The Monpa community in western Arunachal Pradesh is reviving its craft traditions and ploughing the surplus income into wildlife, habitat and heritage conservation

- Avantika Bhuyan

On a recent Saturday afternoon, the top floor of the Kunj, a craft and heritage space in Delhi, was abuzz with activity. The spacious sunlit events area had been transformed into a Monpa homestead from the Chug Valley, complete with yak-shearing tools, and a churner to make chhurpi (yak-milk cheese), typical to this agro-pastoralist community from western Arunachal Pradesh.

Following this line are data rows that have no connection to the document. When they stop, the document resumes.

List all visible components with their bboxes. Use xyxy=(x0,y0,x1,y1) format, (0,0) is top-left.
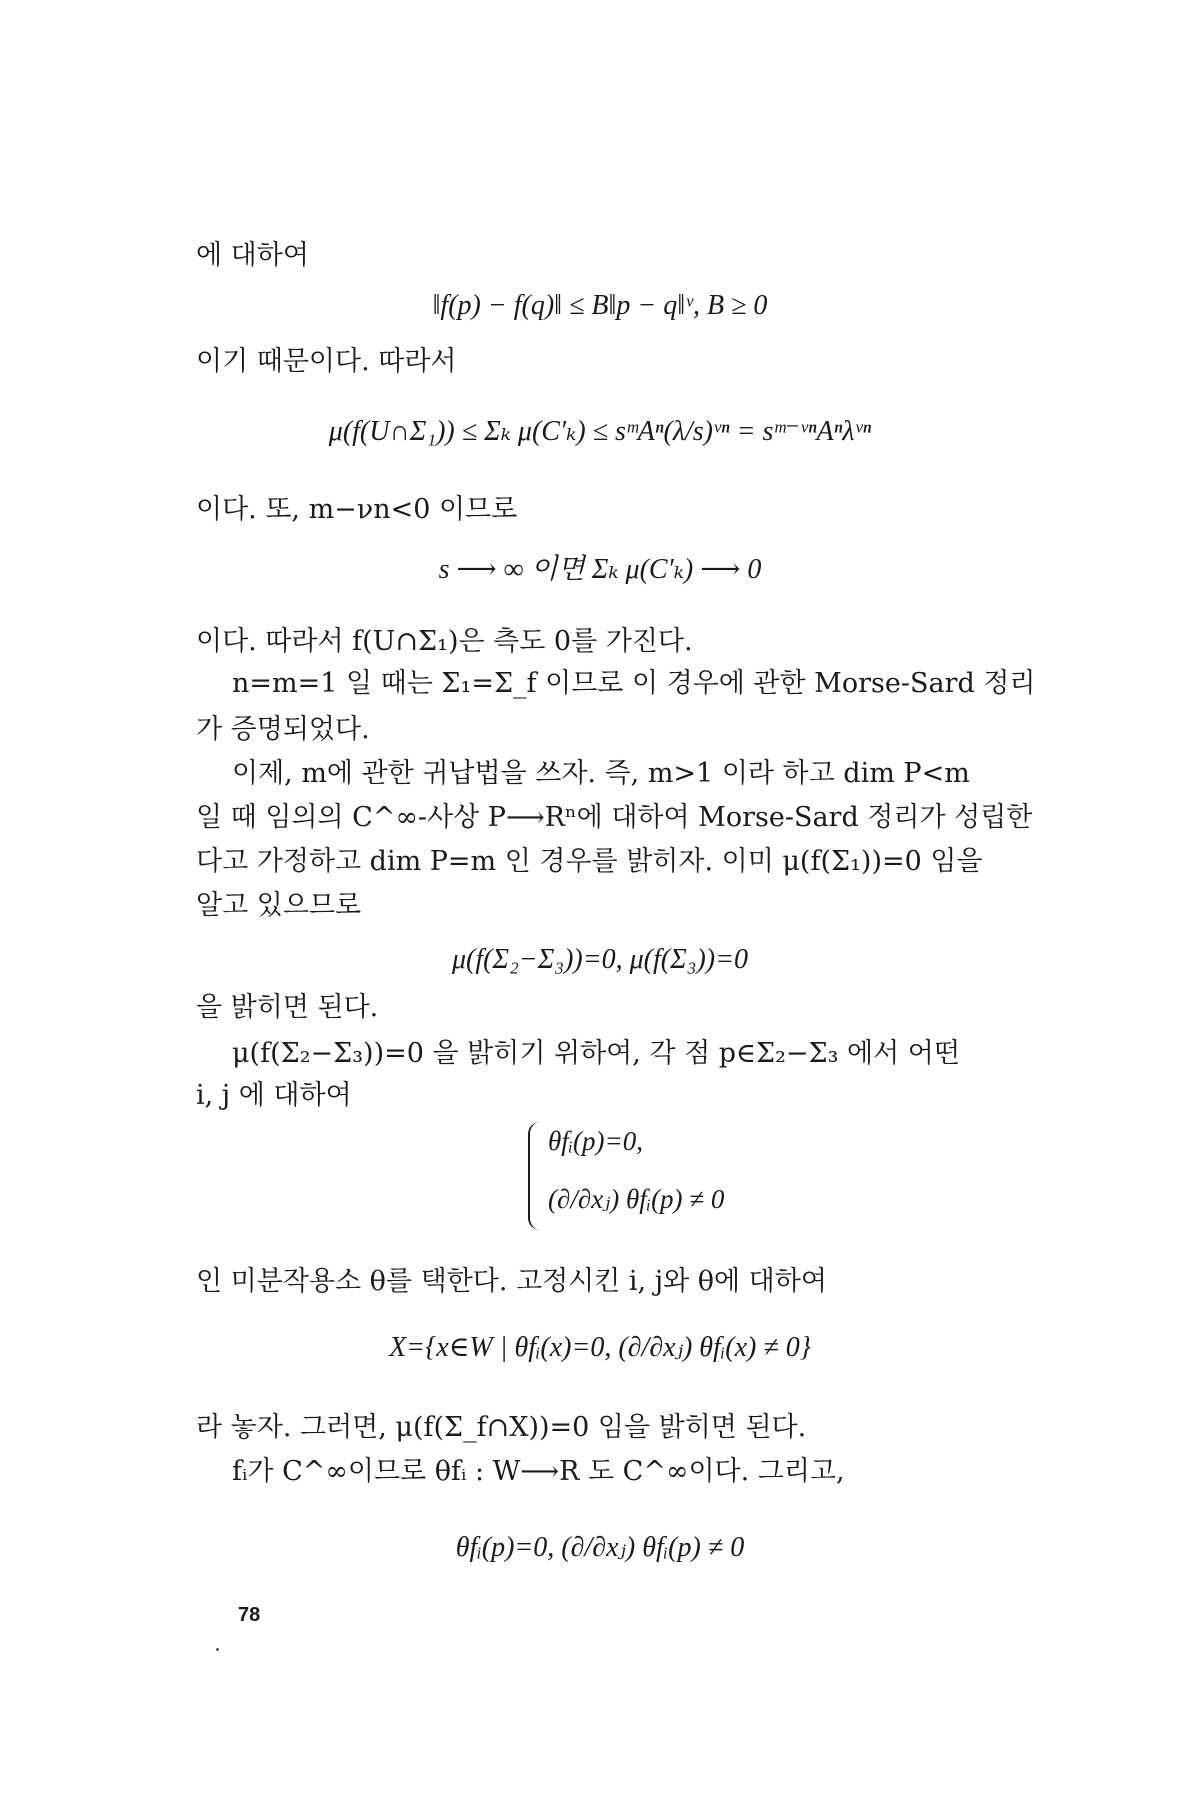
equation-set-x: X={x∈W | θfᵢ(x)=0, (∂/∂xⱼ) θfᵢ(x) ≠ 0} xyxy=(389,1332,811,1363)
equation-limit: s ⟶ ∞ 이면 Σₖ μ(C′ₖ) ⟶ 0 xyxy=(438,554,762,585)
text-line: 다고 가정하고 dim P=m 인 경우를 밝히자. 이미 μ(f(Σ₁))=0 임을 xyxy=(196,846,983,877)
text-line: 이다. 또, m−νn<0 이므로 xyxy=(196,494,518,525)
equation-conditions: θfᵢ(p)=0, (∂/∂xⱼ) θfᵢ(p) ≠ 0 xyxy=(455,1532,745,1563)
speck xyxy=(216,1648,219,1651)
text-line: 에 대하여 xyxy=(196,240,309,271)
text-line: 가 증명되었다. xyxy=(196,714,370,745)
system-row: θfᵢ(p)=0, xyxy=(548,1126,643,1156)
equation-sigma-measures: μ(f(Σ₂−Σ₃))=0, μ(f(Σ₃))=0 xyxy=(451,944,749,975)
text-line: 라 놓자. 그러면, μ(f(Σ_f∩X))=0 임을 밝히면 된다. xyxy=(196,1412,807,1443)
text-line: i, j 에 대하여 xyxy=(196,1080,352,1111)
text-line: μ(f(Σ₂−Σ₃))=0 을 밝히기 위하여, 각 점 p∈Σ₂−Σ₃ 에서 어떤 xyxy=(232,1038,960,1069)
text-line: 인 미분작용소 θ를 택한다. 고정시킨 i, j와 θ에 대하여 xyxy=(196,1266,827,1297)
text-line: fᵢ가 C^∞이므로 θfᵢ : W⟶R 도 C^∞이다. 그리고, xyxy=(232,1456,845,1487)
text-line: n=m=1 일 때는 Σ₁=Σ_f 이므로 이 경우에 관한 Morse-Sard 정리 xyxy=(232,668,1036,699)
equation-measure-bound: μ(f(U∩Σ₁)) ≤ Σₖ μ(C′ₖ) ≤ sᵐAⁿ(λ/s)ᵛⁿ = sᵐ⁻ᵛⁿAⁿλᵛⁿ xyxy=(328,416,872,447)
text-line: 일 때 임의의 C^∞-사상 P⟶Rⁿ에 대하여 Morse-Sard 정리가 성립한 xyxy=(196,802,1033,833)
text-line: 이다. 따라서 f(U∩Σ₁)은 측도 0를 가진다. xyxy=(196,626,693,657)
page-number: 78 xyxy=(238,1604,261,1626)
system-row: (∂/∂xⱼ) θfᵢ(p) ≠ 0 xyxy=(548,1184,725,1214)
text-line: 알고 있으므로 xyxy=(196,890,362,921)
text-line: 이기 때문이다. 따라서 xyxy=(196,346,457,377)
equation-system xyxy=(528,1122,768,1232)
left-brace xyxy=(528,1122,544,1230)
text-line: 을 밝히면 된다. xyxy=(196,992,379,1023)
equation-lipschitz: ‖f(p) − f(q)‖ ≤ B‖p − q‖ᵛ, B ≥ 0 xyxy=(432,290,768,321)
text-line: 이제, m에 관한 귀납법을 쓰자. 즉, m>1 이라 하고 dim P<m xyxy=(232,758,970,789)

Four women—Dorjee Lhamu, Leiki Chomu, Tsering Lhamu and Rinchin Jomba—from Damu's Heritage Dine, a community tourism venture, prepared ingredients for the popup organised by World Wildlife Fund India. They chatted with guests as they readied litho, or Asian pear, water celery, buckwheat noodles, phurshing gombu and organic red rajma. Especially interesting was the phurshing gombu, or cornflour tart filled with oleo-resins sourced from the Chinese lacquer tree. Chomu and Jomba explained that touching the tree or its sap can trigger severe allergic reactions. Only one elder in the village has the skills to harvest the resin correctly, making the dish a real speciality.

Dressed in traditional shinka todung, the women served stories like these along with puttang khazi or buckwheat noodles, and an orange salad with pickled radish. The meal, part of a series of popups across Delhi, was not just an introduction to the exquisite Monpa cuisine but also to a fast-fading way of indigenous living.